The New Testament is also preoccupied with the subject. There are several references within the gospels to the fact that Jesus Christ was in the habit of observing the weekly Sabbath, and that he also often withdrew from the public to recharge his spiritual battery. In the Gospel of Mark, we read: "And in the morning, rising up a great while before day, he [Christ] went out, and departed into a solitary place, and there prayed." (Mark 1:35) We read in the Gospel of Luke that Jesus "withdrew himself into the wilderness, and prayed." (Luke 5:16) After his disciples returned from the preaching missions which he had assigned to them (Mark 6:7-12), we are told that Christ ordered them to withdraw from the hubbub and get some rest. We read: "And he said unto them, Come ye yourselves apart into a desert place, and rest a while: for there were many coming and going, and they had no leisure so much as to eat." (Mark 6:31)

Just before his arrest, trial and death, we are told that Christ withdrew with a few of his disciples to the Garden of Gethsemane to prepare for the ordeal ahead of him. (Matthew 26:36-46) In this account, Christ is pictured as going on ahead of his disciples to be alone, collect his thoughts and pray. In doing so, Christ reinforced the notion that Divine rest involved a withdrawal from the normal company, routine and place. He underscored the fact that man needs time apart - time to rest, recuperate and recharge his battery. Jesus even told the religious leaders of his day that "The sabbath was made for man, and not man for the sabbath." (Mark 2:27) According to the Gospel of Matthew, Christ's offer to mankind was "Come unto me, all ye that labour and are heavy laden, and I will give you rest. Take my yoke upon you, and learn of me; for I am meek and lowly in heart: and ye shall find rest unto your souls." (Matthew 11:28-29)

In this connection, I think that it is very interesting that modern scientific research into human physiology and psychology has reinforced the fact that humans need periods of rest. In fact, this research has underscored just how essential rest is to normal functioning (physical work, bodily functions, thinking, emotional coping).

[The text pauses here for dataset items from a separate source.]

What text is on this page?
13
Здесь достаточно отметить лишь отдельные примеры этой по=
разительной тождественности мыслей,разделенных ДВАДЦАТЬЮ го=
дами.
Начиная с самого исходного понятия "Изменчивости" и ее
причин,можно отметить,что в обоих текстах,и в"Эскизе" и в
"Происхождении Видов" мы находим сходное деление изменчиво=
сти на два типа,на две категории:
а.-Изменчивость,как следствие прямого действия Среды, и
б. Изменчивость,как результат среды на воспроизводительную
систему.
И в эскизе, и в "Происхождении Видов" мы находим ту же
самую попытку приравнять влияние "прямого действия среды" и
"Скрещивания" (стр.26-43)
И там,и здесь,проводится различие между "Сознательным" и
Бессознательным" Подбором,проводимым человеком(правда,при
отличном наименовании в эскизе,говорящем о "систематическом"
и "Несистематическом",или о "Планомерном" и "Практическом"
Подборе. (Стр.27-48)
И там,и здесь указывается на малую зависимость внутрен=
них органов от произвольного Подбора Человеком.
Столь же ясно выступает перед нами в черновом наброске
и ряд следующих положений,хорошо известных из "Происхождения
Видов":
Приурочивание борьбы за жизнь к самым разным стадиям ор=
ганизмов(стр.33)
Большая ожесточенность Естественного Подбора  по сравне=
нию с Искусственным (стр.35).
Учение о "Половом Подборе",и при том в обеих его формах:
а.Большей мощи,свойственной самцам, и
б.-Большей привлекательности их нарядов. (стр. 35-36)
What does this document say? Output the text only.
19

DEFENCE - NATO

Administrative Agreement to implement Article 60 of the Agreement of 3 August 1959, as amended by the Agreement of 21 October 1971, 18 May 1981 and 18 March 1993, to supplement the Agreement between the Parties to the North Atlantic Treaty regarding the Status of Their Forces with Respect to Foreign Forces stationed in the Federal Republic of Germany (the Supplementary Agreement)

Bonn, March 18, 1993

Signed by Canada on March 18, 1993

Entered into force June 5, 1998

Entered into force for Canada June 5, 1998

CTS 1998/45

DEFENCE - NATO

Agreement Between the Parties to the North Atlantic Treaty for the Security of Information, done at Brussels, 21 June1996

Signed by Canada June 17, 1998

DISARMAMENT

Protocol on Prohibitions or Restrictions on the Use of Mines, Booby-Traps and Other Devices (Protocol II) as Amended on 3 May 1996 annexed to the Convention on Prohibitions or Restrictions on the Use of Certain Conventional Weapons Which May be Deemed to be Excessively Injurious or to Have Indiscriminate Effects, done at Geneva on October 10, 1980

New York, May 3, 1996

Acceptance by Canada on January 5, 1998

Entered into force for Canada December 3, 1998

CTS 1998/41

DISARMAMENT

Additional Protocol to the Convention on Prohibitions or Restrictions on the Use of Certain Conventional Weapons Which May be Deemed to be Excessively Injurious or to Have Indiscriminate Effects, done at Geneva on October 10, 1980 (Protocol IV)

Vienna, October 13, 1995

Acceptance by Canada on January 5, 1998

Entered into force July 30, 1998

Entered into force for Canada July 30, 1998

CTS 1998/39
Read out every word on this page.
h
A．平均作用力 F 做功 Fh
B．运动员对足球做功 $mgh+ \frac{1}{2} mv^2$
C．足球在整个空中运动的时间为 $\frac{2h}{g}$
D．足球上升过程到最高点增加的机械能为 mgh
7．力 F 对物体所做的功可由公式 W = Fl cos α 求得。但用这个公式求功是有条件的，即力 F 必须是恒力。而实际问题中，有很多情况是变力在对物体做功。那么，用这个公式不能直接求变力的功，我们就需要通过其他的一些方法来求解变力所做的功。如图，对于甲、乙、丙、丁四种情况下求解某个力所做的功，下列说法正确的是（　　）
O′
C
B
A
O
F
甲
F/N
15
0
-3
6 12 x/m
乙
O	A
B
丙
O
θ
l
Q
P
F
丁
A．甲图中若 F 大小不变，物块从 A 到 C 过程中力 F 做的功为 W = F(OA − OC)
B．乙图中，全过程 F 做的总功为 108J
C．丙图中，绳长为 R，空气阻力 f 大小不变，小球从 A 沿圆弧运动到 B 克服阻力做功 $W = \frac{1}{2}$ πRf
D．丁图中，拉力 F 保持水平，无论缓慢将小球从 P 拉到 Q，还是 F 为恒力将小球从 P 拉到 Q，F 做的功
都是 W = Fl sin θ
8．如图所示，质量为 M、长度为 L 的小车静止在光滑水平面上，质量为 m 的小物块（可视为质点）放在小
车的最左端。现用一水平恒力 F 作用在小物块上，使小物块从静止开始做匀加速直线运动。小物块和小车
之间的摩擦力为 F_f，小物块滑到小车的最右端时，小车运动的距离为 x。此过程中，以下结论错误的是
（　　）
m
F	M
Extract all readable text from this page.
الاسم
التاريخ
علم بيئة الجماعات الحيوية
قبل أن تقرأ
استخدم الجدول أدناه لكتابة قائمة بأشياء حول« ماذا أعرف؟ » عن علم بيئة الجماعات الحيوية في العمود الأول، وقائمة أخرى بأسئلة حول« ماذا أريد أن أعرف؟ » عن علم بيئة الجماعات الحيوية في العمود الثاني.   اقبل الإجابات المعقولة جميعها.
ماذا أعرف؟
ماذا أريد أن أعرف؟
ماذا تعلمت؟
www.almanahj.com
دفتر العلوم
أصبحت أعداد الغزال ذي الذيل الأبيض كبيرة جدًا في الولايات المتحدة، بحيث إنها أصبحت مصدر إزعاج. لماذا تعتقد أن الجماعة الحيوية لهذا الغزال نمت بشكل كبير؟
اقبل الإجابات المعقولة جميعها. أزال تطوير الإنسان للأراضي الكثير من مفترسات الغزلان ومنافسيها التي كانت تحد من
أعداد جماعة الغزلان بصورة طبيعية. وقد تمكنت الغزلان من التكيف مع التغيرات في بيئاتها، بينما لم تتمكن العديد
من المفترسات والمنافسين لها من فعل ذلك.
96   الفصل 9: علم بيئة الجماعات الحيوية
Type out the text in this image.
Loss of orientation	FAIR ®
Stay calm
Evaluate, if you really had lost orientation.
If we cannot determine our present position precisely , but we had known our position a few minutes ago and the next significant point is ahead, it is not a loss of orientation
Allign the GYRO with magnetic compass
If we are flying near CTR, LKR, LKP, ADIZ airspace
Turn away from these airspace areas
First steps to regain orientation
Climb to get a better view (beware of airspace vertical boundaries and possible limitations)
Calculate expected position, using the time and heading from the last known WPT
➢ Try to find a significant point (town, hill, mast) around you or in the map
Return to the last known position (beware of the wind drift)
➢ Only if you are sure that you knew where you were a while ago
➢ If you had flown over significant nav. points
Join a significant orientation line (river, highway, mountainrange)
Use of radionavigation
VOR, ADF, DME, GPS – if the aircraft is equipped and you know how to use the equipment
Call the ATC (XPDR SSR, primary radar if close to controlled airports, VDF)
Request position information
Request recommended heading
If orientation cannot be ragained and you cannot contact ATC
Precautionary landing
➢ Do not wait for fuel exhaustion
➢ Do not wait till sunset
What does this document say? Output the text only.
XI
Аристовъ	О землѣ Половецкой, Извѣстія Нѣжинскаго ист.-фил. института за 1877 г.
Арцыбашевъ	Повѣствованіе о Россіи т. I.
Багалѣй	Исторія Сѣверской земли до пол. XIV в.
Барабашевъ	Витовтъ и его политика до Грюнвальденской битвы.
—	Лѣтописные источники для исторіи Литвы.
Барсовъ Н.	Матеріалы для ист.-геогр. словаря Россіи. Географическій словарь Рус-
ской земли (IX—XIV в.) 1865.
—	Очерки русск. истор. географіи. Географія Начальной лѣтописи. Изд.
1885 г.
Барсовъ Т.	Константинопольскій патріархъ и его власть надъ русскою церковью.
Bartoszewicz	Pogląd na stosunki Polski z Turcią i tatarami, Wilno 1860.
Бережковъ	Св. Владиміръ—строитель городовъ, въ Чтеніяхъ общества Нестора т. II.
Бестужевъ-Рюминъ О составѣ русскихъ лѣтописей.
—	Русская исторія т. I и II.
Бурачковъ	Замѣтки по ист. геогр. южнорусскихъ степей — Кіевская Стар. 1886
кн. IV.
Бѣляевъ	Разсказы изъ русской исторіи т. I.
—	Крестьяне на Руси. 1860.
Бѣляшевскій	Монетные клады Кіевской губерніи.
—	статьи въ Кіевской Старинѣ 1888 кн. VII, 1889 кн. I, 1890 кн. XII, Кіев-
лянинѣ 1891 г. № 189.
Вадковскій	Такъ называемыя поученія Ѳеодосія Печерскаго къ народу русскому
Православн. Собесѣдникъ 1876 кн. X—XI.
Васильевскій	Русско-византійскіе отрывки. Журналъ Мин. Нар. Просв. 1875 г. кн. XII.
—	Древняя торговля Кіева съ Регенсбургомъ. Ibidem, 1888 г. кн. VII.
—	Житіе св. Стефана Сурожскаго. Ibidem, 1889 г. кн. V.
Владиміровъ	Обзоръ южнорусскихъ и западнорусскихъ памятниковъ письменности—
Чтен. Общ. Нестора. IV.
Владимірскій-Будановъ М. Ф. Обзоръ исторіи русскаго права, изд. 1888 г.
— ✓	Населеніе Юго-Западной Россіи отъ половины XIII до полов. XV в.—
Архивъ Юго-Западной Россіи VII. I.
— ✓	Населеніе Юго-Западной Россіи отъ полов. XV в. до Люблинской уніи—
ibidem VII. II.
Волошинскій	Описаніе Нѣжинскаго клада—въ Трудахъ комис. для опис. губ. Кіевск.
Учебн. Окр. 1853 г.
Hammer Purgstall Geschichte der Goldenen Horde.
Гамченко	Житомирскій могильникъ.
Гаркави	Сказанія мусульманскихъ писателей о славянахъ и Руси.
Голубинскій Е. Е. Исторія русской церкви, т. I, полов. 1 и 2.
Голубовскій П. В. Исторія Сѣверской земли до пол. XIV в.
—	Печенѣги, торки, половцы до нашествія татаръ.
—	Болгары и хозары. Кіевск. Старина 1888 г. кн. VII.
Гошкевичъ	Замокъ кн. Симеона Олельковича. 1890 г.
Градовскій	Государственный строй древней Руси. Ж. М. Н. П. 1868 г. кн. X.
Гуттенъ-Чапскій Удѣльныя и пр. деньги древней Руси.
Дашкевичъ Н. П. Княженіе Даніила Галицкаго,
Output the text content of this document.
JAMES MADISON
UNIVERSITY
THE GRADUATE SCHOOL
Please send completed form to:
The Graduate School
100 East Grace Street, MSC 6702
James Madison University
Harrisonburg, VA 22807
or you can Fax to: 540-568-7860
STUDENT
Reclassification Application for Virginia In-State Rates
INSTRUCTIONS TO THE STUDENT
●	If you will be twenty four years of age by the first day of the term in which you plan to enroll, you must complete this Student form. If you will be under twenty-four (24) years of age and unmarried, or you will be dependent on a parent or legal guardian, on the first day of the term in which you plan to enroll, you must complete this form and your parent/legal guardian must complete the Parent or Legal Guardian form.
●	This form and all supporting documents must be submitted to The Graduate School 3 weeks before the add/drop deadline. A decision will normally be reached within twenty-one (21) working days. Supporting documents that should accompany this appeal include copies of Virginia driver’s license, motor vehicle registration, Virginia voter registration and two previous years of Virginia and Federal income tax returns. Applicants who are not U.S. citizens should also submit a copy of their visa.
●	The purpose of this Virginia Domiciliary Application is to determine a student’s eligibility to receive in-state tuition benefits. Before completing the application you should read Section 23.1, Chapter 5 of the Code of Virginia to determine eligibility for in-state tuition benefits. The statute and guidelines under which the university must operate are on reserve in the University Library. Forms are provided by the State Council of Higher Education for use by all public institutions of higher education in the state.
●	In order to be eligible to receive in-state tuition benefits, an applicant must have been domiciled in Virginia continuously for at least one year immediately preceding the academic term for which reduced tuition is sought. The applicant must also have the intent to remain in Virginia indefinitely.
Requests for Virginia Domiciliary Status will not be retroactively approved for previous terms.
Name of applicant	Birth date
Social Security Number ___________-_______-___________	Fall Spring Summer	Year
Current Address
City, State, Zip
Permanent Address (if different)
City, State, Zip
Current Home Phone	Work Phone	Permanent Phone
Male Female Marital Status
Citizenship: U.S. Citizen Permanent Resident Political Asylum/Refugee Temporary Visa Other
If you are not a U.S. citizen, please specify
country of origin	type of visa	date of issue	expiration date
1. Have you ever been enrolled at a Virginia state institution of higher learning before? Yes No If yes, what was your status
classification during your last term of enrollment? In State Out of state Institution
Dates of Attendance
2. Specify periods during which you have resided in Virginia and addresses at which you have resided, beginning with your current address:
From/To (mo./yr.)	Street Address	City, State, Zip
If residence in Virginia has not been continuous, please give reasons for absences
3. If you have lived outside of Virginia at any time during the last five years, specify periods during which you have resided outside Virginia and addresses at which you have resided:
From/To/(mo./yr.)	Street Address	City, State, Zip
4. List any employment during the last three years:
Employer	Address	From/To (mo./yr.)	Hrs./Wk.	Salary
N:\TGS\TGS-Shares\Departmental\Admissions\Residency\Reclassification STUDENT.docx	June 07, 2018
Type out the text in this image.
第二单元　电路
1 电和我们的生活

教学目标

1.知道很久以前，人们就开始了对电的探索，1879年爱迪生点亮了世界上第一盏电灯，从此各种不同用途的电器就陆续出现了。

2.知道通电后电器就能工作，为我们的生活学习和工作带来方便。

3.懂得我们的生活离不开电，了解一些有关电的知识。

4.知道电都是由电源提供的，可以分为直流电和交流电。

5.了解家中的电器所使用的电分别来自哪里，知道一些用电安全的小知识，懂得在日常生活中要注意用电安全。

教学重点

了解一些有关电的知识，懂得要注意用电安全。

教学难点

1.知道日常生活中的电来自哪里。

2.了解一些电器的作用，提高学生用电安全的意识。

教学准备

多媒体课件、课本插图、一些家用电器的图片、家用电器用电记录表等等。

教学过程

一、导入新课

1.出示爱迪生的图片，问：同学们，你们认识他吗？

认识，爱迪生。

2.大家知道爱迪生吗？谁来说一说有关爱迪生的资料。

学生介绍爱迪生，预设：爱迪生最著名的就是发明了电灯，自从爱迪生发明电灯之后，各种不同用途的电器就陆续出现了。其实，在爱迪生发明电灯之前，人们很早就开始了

Finally, the author of the book of Hebrews has a great deal to say about the subject of rest and connects it to the original commandment to keep the Sabbath. In the third chapter of that book, God's rest is equated with the Israelites entrance into the Promised Land. In other words, the Promised Land was pictured as a type of Sabbath rest. Although history informs us that most Christians had ceased to observe the Sabbath day by the time the book of Hebrews was written, the author concludes his discussion of the subject with this interesting statement: "There remaineth therefore a rest to the people of God. For he that is entered into his rest, he also hath ceased from his own works, as God did from his. Let us labour therefore to enter into that rest, lest any man fall after the same example of unbelief." (Hebrews 4:9-11) This seems to echo Christ's words to his own disciples and the principles laid down so long ago in the Old Testament: We must stop doing our own work and occasionally withdraw from this world (place, routine and people) and seek to focus our minds/energy on the things of God - to find our rest in God.